Extragonadal germ cell tumors of the head and neck constitute about 5% of germ cell tumors [1,2,3]. Yolk sac tumors more frequently occur in gonadal sites than in extragonadal locations. Rare variants of malignant extragonadal germ cell tumors in the head and neck region include intracranial yolk sac tumors, primary orbital yolk sac tumors, and optic pathway yolk sac tumors [4]. Previous studies have reported that primary yolk sac tumors can involve different sites in the head and neck region including; the left pterygoid region, upper lip, para-pharyngeal and skull base, posterior fossa, floor of the mouth, and right masticator space and orbits [5,6,7,8,9,10,11].
Radiographic features of this tumor were nonspecific with MRI findings of a heterogenous soft tissue mass in the orbit and surrounding tissues being reported. CT scans usually showed bony involvement with erosive changes with orbital involvement of variable degrees. [5, 7, 16,17,18]. The tissue biopsy and the CSF oncoproteins helped to reach the diagnosis in our case [12].
Thus, serum and CSF AFP are important tumor biomarkers for assessment of the therapeutic effect, and predictions of progressive disease or relapse during the follow-up period in children with yolk sac tumors.
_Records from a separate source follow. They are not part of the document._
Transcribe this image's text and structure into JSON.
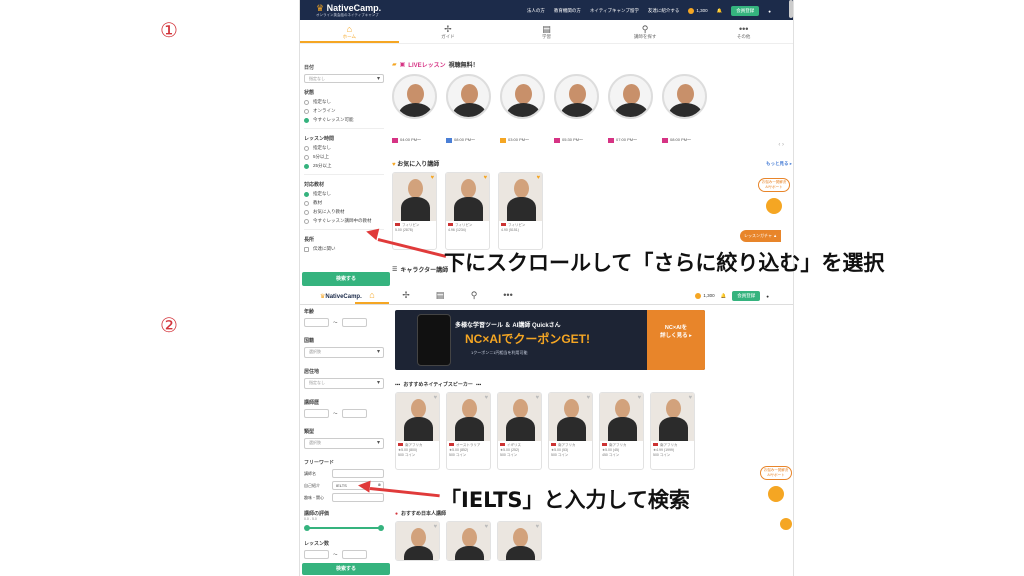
{
  "step_labels": [
    "①",
    "②"
  ],
  "header": {
    "logo": "NativeCamp.",
    "tagline": "オンライン英会話のネイティブキャンプ",
    "links": [
      "法人の方",
      "教育機関の方",
      "ネイティブキャンプ留学",
      "友達に紹介する"
    ],
    "coins": "1,300",
    "member_btn": "会員登録"
  },
  "nav": [
    {
      "icon": "home-icon",
      "label": "ホーム"
    },
    {
      "icon": "guide-icon",
      "label": "ガイド"
    },
    {
      "icon": "book-icon",
      "label": "学習"
    },
    {
      "icon": "search-icon",
      "label": "講師を探す"
    },
    {
      "icon": "more-icon",
      "label": "その他"
    }
  ],
  "filters1": {
    "date_label": "日付",
    "date_value": "指定なし",
    "status_label": "状態",
    "status_options": [
      "指定なし",
      "オンライン",
      "今すぐレッスン可能"
    ],
    "lesson_time_label": "レッスン時間",
    "lesson_time_options": [
      "指定なし",
      "5分以上",
      "25分以上"
    ],
    "material_label": "対応教材",
    "material_options": [
      "指定なし",
      "教材",
      "お気に入り教材",
      "今すぐレッスン講師中の教材"
    ],
    "features_label": "長所",
    "features_option": "伝達に関い",
    "search_btn": "検索する"
  },
  "live": {
    "title": "LIVEレッスン",
    "subtitle": "視聴無料！",
    "times": [
      "04:00 PM〜",
      "08:00 PM〜",
      "03:00 PM〜",
      "05:30 PM〜",
      "07:00 PM〜",
      "08:00 PM〜"
    ]
  },
  "favorites": {
    "title": "お気に入り講師",
    "more": "もっと見る",
    "cards": [
      {
        "country": "フィリピン",
        "stats": "5.00 (2878)"
      },
      {
        "country": "フィリピン",
        "stats": "4.96 (1234)"
      },
      {
        "country": "フィリピン",
        "stats": "4.90 (5151)"
      }
    ]
  },
  "character": {
    "title": "キャラクター講師"
  },
  "annotation1": "下にスクロールして「さらに絞り込む」を選択",
  "filters2": {
    "age_label": "年齢",
    "country_label": "国籍",
    "country_value": "選択肢",
    "residence_label": "居住地",
    "residence_value": "指定なし",
    "career_label": "講師歴",
    "type_label": "類型",
    "type_value": "選択肢",
    "freeword_label": "フリーワード",
    "teacher_name_label": "講師名",
    "self_intro_label": "自己紹介",
    "self_intro_value": "IELTS",
    "hobby_label": "趣味・関心",
    "rating_label": "講師の評価",
    "rating_range": "0.0 - 5.0",
    "lessons_label": "レッスン数",
    "search_btn": "検索する"
  },
  "banner": {
    "title": "多様な学習ツール ＆ AI講師 Quickさん",
    "big": "NC×AIでクーポンGET!",
    "sub": "1クーポン＝1円相当を利用可能",
    "side_title": "NC×AIを",
    "side_action": "詳しく見る"
  },
  "native": {
    "title": "おすすめネイティブスピーカー"
  },
  "native_cards": [
    {
      "country": "南アフリカ",
      "stats": "5.00 (800)",
      "coins": "500 コイン"
    },
    {
      "country": "オーストラリア",
      "stats": "5.00 (852)",
      "coins": "500 コイン"
    },
    {
      "country": "イギリス",
      "stats": "5.00 (252)",
      "coins": "500 コイン"
    },
    {
      "country": "南アフリカ",
      "stats": "5.00 (53)",
      "coins": "500 コイン"
    },
    {
      "country": "南アフリカ",
      "stats": "5.00 (45)",
      "coins": "450 コイン"
    },
    {
      "country": "南アフリカ",
      "stats": "4.99 (1999)",
      "coins": "500 コイン"
    }
  ],
  "japanese": {
    "title": "おすすめ日本人講師"
  },
  "annotation2": "「IELTS」と入力して検索",
  "side_badge": "お悩み一発解決 AIサポート",
  "float_tab": "レッスンガチャ"
}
His pathologically, major histologic characteristics include Schiller-Duval bodies, a festoon-like pattern, a hepatoid pattern with hyaline globules, and a poly vesicular vitelline pattern, and immunohistochemically identified AFP is also a pivotal biomarker for the diagnosis of childhood yolk sac tumor [6, 11, 12].
The mainstay of treatment recommended for most extragonadal germ cell tumors in the intracranial and head and neck region includes a multidisciplinary approach including surgical resection of the mass and systemic chemotherapy [11]. A multiagent systemic chemotherapy regimen, including bleomycin, etoposide, cisplatin/carboplatin, cyclophosphamide, ifosfamide, vincristine, and 5-fluorouracil, has significantly improved the outcome of primary yolk sac tumors in the orbital region [12]. Radiation can be given as adjuvant and palliative management for advanced cases [1, 13,14,15].
In our case, the infant underwent radical left globe exenteration, left pterional craniotomy, and subtotal resection of the tumor. The histopathology and the AFP biomarkers confirmed the diagnosis of the primary intracranial yolk sac tumor. The child started on systemic multiagent chemotherapy with carboplatin, etoposide, and bleomycin, and took two cycles. But despite the multimodal therapy the child developed progressive disease and passed away after four months of diagnosis.